Tron and Tether Transactions at the Focus of Sanctions
This map created by Arkham examines the ways Iran-related institutions transfer funds outside of traditional banking using stablecoin and blockchain networks. As US authorities increase enforcement of sanctions over terrorist financing and oil revenues, the role of crypto infrastructure is also being monitored more closely. As part of this latest sanction by OFAC, US Treasury Secretary Scott Bessent announced that $ 344 million of crypto assets linked to Iran were frozen. Bessent said this step aims to systematically disrupt Tehran’s ability to generate and transfer funds.
Tether company also announced that it had frozen funds that it stated were associated with illegal activities, upon the request of US authorities. However, he did not directly name Iran in his public statement.
In the statement made by the US Treasury Department, it was emphasized that international cooperation and transparency were increased against Iran’s efforts to move its funds through crypto assets.
Arkham’s move is seen as part of a general push by blockchain analysis companies and stablecoin issuers to expose sanctions evasion networks that use crypto infrastructure, particularly those tied to Tron and Tether.
Iran’s Crypto Asset Traffic and Featured Platforms
In the note published by Chainalysis on April 27, it was stated that Iran’s oil revenues circulated through various intermediary wallets, brokers, interchain bridges and decentralized finance protocols. At the end of this process, the funds are transferred back to accounts linked to the Central Bank of Iran and the Revolutionary Guards.

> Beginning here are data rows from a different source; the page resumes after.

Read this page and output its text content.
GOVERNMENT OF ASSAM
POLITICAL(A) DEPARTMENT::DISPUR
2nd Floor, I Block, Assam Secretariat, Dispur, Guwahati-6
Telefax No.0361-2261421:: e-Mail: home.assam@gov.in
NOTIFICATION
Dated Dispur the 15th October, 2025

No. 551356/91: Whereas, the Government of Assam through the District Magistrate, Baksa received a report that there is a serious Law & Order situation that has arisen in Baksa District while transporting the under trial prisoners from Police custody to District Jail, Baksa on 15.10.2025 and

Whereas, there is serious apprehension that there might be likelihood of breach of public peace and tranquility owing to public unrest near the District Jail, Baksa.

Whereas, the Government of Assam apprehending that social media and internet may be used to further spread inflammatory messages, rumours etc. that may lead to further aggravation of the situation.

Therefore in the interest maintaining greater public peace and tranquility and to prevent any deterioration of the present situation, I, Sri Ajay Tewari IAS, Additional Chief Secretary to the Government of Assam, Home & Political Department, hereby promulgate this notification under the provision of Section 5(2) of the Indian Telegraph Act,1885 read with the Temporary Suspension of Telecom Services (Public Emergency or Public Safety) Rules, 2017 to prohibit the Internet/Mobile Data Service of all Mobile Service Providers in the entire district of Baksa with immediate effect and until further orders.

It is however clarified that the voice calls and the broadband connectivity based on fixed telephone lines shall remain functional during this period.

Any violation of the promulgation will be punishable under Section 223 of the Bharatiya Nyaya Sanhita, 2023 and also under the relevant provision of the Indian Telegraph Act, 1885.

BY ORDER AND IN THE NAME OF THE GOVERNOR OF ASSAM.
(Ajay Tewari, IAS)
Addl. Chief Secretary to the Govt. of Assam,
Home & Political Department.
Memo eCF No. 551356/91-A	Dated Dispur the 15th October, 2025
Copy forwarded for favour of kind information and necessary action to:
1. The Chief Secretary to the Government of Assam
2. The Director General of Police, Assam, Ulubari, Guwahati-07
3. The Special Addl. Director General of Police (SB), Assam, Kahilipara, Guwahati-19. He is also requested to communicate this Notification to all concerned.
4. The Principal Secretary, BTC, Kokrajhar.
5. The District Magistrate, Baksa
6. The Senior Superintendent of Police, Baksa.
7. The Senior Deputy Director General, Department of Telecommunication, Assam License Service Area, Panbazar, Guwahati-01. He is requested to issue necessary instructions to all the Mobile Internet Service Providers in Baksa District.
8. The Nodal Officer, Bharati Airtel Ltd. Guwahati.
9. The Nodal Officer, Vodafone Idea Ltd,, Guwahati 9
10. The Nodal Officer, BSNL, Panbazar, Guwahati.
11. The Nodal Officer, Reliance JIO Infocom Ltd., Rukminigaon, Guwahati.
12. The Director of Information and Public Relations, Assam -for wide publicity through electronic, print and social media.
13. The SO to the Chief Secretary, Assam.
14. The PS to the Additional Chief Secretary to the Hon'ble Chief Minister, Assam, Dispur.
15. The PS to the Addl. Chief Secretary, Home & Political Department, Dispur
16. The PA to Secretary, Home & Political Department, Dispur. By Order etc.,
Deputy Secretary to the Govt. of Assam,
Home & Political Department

In February, another report based on data from TRM Labs and Chainalysis recorded Iran’s total crypto transaction volume in 2024 as approximately $11.4 billion; The 2025 estimate was shown as 10 billion dollars.
By May, reports emerged that Iran’s largest crypto exchange, Nobitex, was linked to one of the country’s leading political families and served as the primary bridge between local users and the international market. This situation brought the role of crypto platforms in exceeding legal limits to the agenda again.
Seeking Alternative Income with Digital Assets
In April, it was reported that Iran was considering charging crypto fees to ships passing through the Strait of Hormuz, thus aiming to generate additional income through digital assets outside traditional financial means.
On the other hand, according to Cointelegraph, Tether has frozen more than 500 million USDT assets in total on Ethereum and Tron in the last 30 days; It was stated that 506 million dollars of this amount was on Tron.
A spokesperson for the TRON network stated that there is no direct monitoring or blocking of individual transactions on the network, adding that the T3 Financial Crime Unit, created in 2024 and working in cooperation with TRON, Tether and TRM Labs, played a role in freezing hundreds of millions of dollars of funds in coordination with law enforcement. Tether did not comment on this issue.